Precision medicine has a commitment problem. There’s no question that understanding the biology behind disease can lead to tailored treatments. Take the cancer drug crizotinib, for example. It can extend the life of some of the 7 percent of lung cancer patients who have an abnormality in a particular gene. But right now, there aren’t nearly enough targeteted drugs like it.
Just 5 percent of patients who had DNA from their tumor sequenced – an emerging but costly precision diagnostic – could be matched with targeted drugs, a recent study showed. And that’s just cancer. There are thousands of orphan diseases that scientists don’t yet understand the causes of, let alone have treatments for.
At this rate, there’s little hope that we’ll make it to the finish line. “At the current rate of drug development, it will take 2,000 years before every disease is treatable,” says Christopher Austin, M.D., Director of the National Center for Advancing Translational Sciences (NCATS).
“We live in this paradoxical, bittersweet time when we know more about ourselves and health and disease than ever. But is health care any different now than 30 years ago? The answer is pretty much ‘no.’”
The crux of the problem, he argues, is that the way scientists and doctors bring discoveries from bench to bedside is too haphazard. Procedures vary across labs and institutes, and the fact that there is relatively little conversation between them doesn’t help. There needs to be more consistency when testing drugs, organizing clinical trial networks, and sharing data. These are just a tiny fraction of the troubles that NCATs set out to solve when the organization was put into motion five years ago by the National Institutes of Health.
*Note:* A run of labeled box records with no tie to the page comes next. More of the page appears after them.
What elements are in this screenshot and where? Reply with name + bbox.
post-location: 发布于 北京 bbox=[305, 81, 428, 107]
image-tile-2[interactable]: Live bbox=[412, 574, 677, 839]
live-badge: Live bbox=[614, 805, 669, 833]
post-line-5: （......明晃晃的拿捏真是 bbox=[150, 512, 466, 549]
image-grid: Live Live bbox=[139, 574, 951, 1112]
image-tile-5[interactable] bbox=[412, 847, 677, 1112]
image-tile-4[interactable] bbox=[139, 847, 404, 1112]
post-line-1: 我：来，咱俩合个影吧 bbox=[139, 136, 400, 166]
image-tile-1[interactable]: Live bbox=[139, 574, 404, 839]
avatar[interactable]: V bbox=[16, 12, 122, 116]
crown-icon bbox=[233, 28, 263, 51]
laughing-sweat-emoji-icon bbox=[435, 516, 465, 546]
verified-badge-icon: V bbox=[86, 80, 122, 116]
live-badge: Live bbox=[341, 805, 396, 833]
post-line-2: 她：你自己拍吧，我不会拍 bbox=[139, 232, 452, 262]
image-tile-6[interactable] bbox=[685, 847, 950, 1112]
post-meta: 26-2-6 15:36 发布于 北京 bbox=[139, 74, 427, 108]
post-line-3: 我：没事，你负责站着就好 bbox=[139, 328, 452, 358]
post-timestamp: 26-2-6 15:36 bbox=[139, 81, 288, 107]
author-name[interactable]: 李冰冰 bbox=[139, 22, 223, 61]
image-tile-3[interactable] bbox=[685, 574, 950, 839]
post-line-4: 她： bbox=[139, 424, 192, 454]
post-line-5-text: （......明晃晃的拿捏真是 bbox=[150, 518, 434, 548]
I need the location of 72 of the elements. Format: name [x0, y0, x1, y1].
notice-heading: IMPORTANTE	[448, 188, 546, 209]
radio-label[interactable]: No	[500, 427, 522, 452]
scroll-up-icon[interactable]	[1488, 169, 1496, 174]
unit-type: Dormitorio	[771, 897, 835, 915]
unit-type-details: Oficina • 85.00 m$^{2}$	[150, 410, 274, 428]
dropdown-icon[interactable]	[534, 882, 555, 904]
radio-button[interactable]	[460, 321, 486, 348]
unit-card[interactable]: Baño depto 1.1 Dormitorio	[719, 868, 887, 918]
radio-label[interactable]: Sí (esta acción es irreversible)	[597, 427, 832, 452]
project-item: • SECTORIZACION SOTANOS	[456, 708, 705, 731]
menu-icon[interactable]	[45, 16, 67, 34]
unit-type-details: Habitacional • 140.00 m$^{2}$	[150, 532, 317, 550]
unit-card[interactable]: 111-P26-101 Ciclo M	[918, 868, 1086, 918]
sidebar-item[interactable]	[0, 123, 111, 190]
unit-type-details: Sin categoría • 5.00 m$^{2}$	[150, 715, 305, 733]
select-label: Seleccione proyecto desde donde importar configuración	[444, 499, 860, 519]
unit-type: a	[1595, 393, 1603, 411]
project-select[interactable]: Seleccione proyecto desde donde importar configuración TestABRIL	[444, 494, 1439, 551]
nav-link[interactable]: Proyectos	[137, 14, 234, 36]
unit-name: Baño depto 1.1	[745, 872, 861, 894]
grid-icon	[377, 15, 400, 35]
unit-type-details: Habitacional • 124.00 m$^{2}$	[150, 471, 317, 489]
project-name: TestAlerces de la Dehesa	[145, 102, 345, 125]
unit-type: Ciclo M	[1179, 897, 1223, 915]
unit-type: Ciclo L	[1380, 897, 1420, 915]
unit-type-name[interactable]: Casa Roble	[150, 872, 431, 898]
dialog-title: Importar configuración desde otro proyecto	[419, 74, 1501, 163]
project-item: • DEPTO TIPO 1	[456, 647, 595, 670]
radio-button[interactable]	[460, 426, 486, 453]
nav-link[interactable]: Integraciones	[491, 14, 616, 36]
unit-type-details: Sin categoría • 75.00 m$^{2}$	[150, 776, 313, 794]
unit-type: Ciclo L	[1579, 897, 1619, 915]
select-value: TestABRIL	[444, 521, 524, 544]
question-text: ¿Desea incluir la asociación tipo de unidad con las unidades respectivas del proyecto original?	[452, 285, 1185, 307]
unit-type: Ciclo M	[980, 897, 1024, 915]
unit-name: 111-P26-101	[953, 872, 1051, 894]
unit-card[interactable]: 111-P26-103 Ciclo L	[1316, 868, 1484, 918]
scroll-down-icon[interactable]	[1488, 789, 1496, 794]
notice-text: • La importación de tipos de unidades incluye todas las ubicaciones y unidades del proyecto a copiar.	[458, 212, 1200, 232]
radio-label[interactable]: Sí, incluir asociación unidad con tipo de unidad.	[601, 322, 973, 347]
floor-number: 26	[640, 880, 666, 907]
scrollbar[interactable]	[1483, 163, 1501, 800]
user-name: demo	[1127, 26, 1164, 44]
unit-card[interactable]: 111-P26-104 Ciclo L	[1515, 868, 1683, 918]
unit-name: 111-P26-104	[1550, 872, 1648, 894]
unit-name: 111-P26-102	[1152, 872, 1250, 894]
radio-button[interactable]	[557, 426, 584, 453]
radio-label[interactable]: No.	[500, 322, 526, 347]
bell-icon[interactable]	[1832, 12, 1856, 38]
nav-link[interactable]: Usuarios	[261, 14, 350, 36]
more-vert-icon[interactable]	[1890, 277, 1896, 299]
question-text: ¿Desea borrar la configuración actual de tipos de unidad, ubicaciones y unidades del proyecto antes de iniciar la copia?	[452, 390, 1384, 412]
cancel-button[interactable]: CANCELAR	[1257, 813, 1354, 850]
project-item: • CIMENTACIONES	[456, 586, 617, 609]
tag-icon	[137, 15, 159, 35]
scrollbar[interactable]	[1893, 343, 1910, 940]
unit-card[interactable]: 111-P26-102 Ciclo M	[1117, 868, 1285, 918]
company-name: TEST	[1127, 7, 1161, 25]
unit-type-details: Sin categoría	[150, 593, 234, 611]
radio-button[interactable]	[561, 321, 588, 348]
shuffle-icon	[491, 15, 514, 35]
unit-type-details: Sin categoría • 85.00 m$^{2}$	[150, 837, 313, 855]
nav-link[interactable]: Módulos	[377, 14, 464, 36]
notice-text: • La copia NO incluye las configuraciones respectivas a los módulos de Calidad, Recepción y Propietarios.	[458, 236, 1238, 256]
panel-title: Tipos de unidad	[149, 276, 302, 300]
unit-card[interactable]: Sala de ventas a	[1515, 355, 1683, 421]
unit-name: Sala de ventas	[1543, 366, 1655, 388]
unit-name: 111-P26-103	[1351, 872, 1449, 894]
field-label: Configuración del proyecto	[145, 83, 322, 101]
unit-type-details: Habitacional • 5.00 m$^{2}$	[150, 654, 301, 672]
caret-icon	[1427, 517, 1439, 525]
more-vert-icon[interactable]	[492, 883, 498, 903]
Now, they are defining a brand new research field: the science of advancing translational science, in part by creating checkboxes and determining how best to fill them.
Rakesh Nagarajan, Ph.D., Founder and Chief Biomedical Informatics Officer at Pierian Dx, lays out a major headache in his world: getting all the databases to “talk” to each other. Nagarajan’s group is one of several across the country that uses computational methods to connect genome variations — changes in DNA — to precision treatments. Labs, hospitals and research facilities use different databases to interpret their data — from DNA sequencing information to doctor-written notes on clinical symptoms. Depending on which one they use, they may come up with different solutions.
A misstep, Nagarajan says, can have big implications, like misnaming the cause of a disease. The error can impact how a patient is treated, or confuse development of new therapies. Often such discrepancies aren’t outright mistakes but are caused by databases having different protocols for assigning names. “These databases are growing, but there are conflicts between the databases. Who has got the right answer?” he asks. “You’ve got to try to figure that out.” His group has built what’s called Biomedical Knowledge Base to standardize the petabytes of data that streams in from different sources.
In the not-too-distant future, this issue will become even more complex. “One can imagine the billions of data points to be collected,” says Willard Dere, M.D., Co-Director of the Utah CCTS and Executive Director of the Program in Personalized Health at the University of Utah, referring to additional types of information — including on diet, exercise and other environmental impacts on health — that scientists anticipate incorporating into precision medicine.
“Our scientific leaders hope that systematic evaluation and tools to evaluate large data sets will lead to important new information and discoveries which can effectively be utilized to enhance public health,” says Dere. The Utah CCTS, a member of the NCATS network, is heading regional efforts to apply the same concept to other aspects of translational research, from data analysis to clearly communicated informed patient consent. He says that implementing these steps will hasten research and produce more reliable results.
“How do we improve translational science, not just incrementally, but in a logarithmic way?” says Austin. “Only when translation is turned into a predictive science will clinical success rates improve and cost go down.”